HOLBROOK — In front of a standing-room-only crowd of mostly unhappy residents on Tuesday, Holbrook selectmen voted 4 to 1 to ask the state to consider a K-through-8 school among the town’s school construction options.
The change delays the approval process 10 weeks and brings the town close to missing a deadline to stay in the pipeline for state funding. But residents said the change means much more than a delay.
If Holbrook were to build a school for kindergarten through Grade 8, the new building would not solve the problems of the town’s deteriorating junior-senior high school. Rather, the K-through-8 scenario assumes that Holbrook would regionalize its high school or pay tuition to send students to other schools, according to Barbara Davis, chairwoman of the School Committee.
Supporters of regionalization have said it would save money on administration and give students a more diverse academic and extracurricular program, perhaps with more foreign languages and sports. At least one person in the audience Tuesday spoke in support of continuing to explore all of the town’s options in the next stage of the planning, which is a feasibility study.
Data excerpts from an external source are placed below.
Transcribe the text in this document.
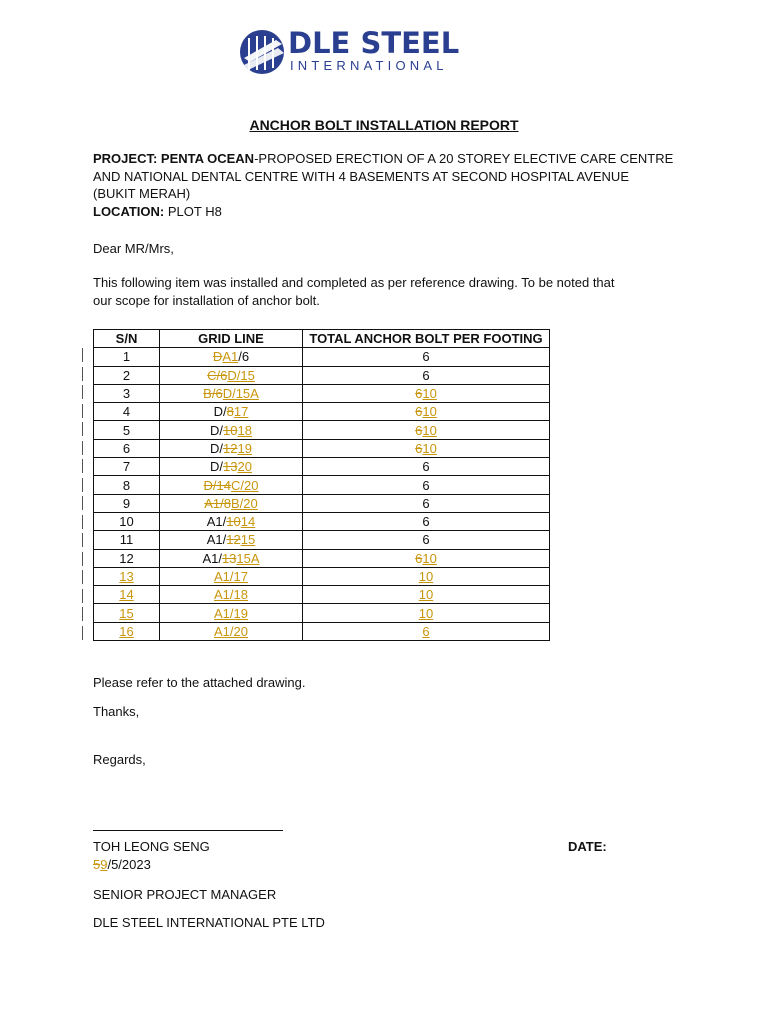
DLE STEEL
INTERNATIONAL
ANCHOR BOLT INSTALLATION REPORT
PROJECT: PENTA OCEAN-PROPOSED ERECTION OF A 20 STOREY ELECTIVE CARE CENTRE
AND NATIONAL DENTAL CENTRE WITH 4 BASEMENTS AT SECOND HOSPITAL AVENUE
(BUKIT MERAH)
LOCATION: PLOT H8
Dear MR/Mrs,
This following item was installed and completed as per reference drawing. To be noted that
our scope for installation of anchor bolt.
S/N	GRID LINE	TOTAL ANCHOR BOLT PER FOOTING
1	DA1/6	6
2	C/6D/15	6
3	B/6D/15A	610
4	D/817	610
5	D/1018	610
6	D/1219	610
7	D/1320	6
8	D/14C/20	6
9	A1/8B/20	6
10	A1/1014	6
11	A1/1215	6
12	A1/1315A	610
13	A1/17	10
14	A1/18	10
15	A1/19	10
16	A1/20	6
Please refer to the attached drawing.
Thanks,
Regards,
TOH LEONG SENG	DATE:
59/5/2023
SENIOR PROJECT MANAGER
DLE STEEL INTERNATIONAL PTE LTD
But the prospect of having no Holbrook high school frustrated many others.
Chuck Greely, parent of a seventh-grader, said Holbrook’s teenagers would be treated like second-class citizens in another town’s high school. Years ago, he said, his mother attended Hingham High School with students from Hull, and she told him some Hingham students did not treat their peers from Hull very well.
“I don’t want my kids treated like dirt,” he said. If the district sends students away, parents will be so desperate to get out of town, they will sell their homes for $150,000 and go, he said.
Abington and Avon have rebuffed overtures from Holbrook in various ways, and Holbrook Town Meeting rejected a regionalization-related article in November, leading one resident to question the Board of Selectmen last week about whether they were ignoring the will of the people.
Timothy Gordon, chairman of the Board of Selectmen, said Town Meeting is the town’s legislative body, not the executive. “The town didn’t vote. Town Meeting voted,” he said.
After allowing all questions from the audience, Gordon read a prepared statement in which he said Holbrook has an opportunity and an obligation to do more than build a building. The town should improve educational quality at the same time, he said, such as by taking advantage of economies of scale to offer more programs in cooperation with another school.
He suggested parents go online to see how Abington High School’s offerings differ from those in Holbrook.
The town’s talks with other communities must be sincere, he said, “not just filling a square” at the request of the Massachusetts School Building Authority. The state agency, which controls funding for school construction projects, had previously asked Holbrook to explore regionalization.
In an e-mail sent by building authority staff member Katie DeCristofaro to Gordon on July 20 and distributed to reporters by parents, DeCristofaro said the agency had invited Holbrook into the current step of the approval process with the understanding that Holbrook had exhausted all options for regionalization. She reminded the town that its 270-day eligibility period expires Nov. 5.
After learning of the town’s interest in adding K through 8 to the study, the building authority removed Holbrook from the agenda for the meeting it held Wednesday. The next time the project could go before the board would be Oct. 3, according to the e-mail.
Building authority spokesman Matthew Donovan acknowledged that the e-mail was correct and said the agency looked forward to getting the necessary paperwork from Holbrook by Aug. 10.
On the School Committee, some members oppose the change. But the committee must approve it in order for the application to continue, because the leaders of both boards must sign the paperwork.
“If we don’t, we’re done, and the MSBA will kick us out of the queue,” Davis said.
On Tuesday, approval of a feasibility study agreement was on the selectmen’s agenda, but they took no action on the agreement, choosing instead to request adding the K-through-8 scenario.
Selectman Matthew Moore cast the lone dissenting vote. He pointed to the November Town Meeting, saying that among those who attended, the preference not to regionalize or tuition-out the students was clear. “We need to be bold in our thinking,” he said.
A K-through-12 building would be the only one in Massachusetts, according to Holbrook officials. Some districts have multiple schools on a campus, with shared amenities, and proponents have said the Holbrook project would be similar, with different wings or areas for students at different grade levels.